Pas de « blackface » dans la nouvelle production d’Otello au Met

Le Metropolitan Opera de New York annonce dans un communiqué qu’il n’y aura pas de visages maquillés en noir dans la prochaine version d’Otello de Verdi.

Pas de « blackface » dans la nouvelle production d’Otello au Met
Ben Heppner interpète Otello au Royal Opera House de Londres en 2005.

A l’époque de Verdi, la question du "blackface" ne se posait pas. Au 19ème siècle, il n’y avait pas de places pour les chanteurs d’opéra noirs, seuls les chanteurs blancs pouvaient donc interpréter le rôle d’Otello. Et par souci de « réalisme » - Otello étant un général Maure – les visages des ténors étaient passés au charbon.

Aujourd'hui, le « blackface » est considéré comme un acte raciste au Etats-Unis. Le fait de se « déguiser » en noir renvoie aux shows comiques des 19ème et 20ème siècles appelés « minstrels shows », qui consistaient à se grimer en Noirs et les imiter pour provoquer les rires. Rappelons aussi l’affaire de la journaliste du magazine Ellequi s’était déguisée en Solange Knowls pour une soirée et avait reçu des milliers de plaintes et d’accusation de racisme depuis les Etats-Unis.

La question sensible du « blackface » à l’opéra semble avoir pris un tournant du côté des Etats-Unis. Le Met va, pour la première fois depuis 1891, donner une représentation d’Otello sans maquillage, comme le confirme son directeur général, PeterGelb :

« Nous avons récemment conclu qu’il serait plus logique que la production n’emploie pas de maquillage noir. […] Nous parlons de ce sujet avec le directeur Barlett Sher depuis un moment, c’est une décision qui a évolué avec un temps de réflexion. »

Pourtant l’affiche de promotion pour la saison 2015/2016 montre un visage très bronzé du ténor AleksandrsAntonenko, ce qui a suscité l’envoi de milliers de mails haineux envers l’institution. Pourquoi montrer un visage bronzé si Otello ne porte finalement pas de maquillage ? Le directeur du Met se justifie en évoquant un portrait trompé par la « lumière ombragée» due à une volonté de créer une ambiance « lunatique et atmosphérique ».

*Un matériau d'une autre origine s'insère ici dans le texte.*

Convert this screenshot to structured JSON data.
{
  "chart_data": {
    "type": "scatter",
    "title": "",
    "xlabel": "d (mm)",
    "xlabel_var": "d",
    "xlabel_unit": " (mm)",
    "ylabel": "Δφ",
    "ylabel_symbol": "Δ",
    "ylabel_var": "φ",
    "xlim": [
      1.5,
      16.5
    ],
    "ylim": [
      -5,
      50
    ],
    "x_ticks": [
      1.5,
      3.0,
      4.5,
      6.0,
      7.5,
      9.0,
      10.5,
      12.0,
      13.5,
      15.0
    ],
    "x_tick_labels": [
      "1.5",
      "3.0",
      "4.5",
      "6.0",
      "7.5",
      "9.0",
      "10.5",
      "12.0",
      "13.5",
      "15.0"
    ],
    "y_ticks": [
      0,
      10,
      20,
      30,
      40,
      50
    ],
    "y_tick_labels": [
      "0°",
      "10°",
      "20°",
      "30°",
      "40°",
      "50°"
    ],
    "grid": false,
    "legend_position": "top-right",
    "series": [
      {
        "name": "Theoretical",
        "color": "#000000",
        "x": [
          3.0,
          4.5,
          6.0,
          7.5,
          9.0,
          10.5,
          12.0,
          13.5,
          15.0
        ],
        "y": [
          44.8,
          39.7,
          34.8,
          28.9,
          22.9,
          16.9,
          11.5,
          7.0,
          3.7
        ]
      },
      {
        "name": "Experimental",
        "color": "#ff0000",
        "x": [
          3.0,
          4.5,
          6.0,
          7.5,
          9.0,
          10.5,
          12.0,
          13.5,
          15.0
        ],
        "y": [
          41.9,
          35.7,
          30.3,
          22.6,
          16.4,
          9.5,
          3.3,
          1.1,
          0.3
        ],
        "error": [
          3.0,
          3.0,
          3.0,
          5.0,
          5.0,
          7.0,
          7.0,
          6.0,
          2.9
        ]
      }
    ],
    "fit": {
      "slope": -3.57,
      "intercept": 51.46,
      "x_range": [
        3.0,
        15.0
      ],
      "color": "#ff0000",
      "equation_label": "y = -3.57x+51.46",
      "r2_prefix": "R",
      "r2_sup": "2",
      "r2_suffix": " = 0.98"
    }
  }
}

Et si le débat suscite des polémiques, pourquoi ne pas choisir un ténor noir pour interpréter le rôle d’Otello ? Dans un communiqué, le Met répond qu’ils choisissent les rôles indépendamment des origines et de la couleur de peau des interprètes :

« Même si le personnage principal dans Otello est un Maure d’Afrique du Nord, le Met s’engage à faire des castings à l’aveugle, ce qui permet aux meilleurs chanteurs d’interpréter n’importe quel rôle, sans regard sur leurs origines. »

Quand certains pointent du doigt le nombre trop peu élevé de ténors noirs pour interpréter des grands rôles à l’opéra, d’autres avancent une idée plus sociologique, comme l’afro-américain chanteur d’opéra Tom Randle qui avance :

« Il existe des chanteurs d’opéra noirs avec de belles carrières : Simon Estes, Willard White… mais où sont les ténors ? Ce n’est pas parce qu’ils ne chantent pas, c’est parce qu’à l’opéra les ténors « font l’amour sur scène » : ce sont eux qui charment la fille. Ils sont responsables, ils gagnent. Et c’est ce que les gens n’apprécient pas… »

Un autre témoignage d’une jeune femme noire venue voir Aïda au Met et victime de racisme, montre d’une certaine manière la difficile acceptation des personnes noires à l’opéra. CollierMeyerson est écrivaine et productrice, en janvier elle reçoit de ses parents deux billets très bien placés pour Aïda de Verdi. Mais une fois installée, elle se fait interpeller par le monsieur assis derrière elle parce que ses cheveux gêneraient la visibilité de sa femme.

L’affaire finit sur des insultes, l’homme lui lançant : « Vous êtes dégoutante », et la jeune femme contrainte d’être placée ailleurs. Pour elle : « L’opéra agit comme s’il n’avait jamais vu de personnes noires avant. »

Aujourd’hui, le Met n’est pas le premier à briser la tradition des « blackfaces». L’année dernière, l’English National Opera présentait une production d’Otello avec un Stuart Skelton sans maquillage.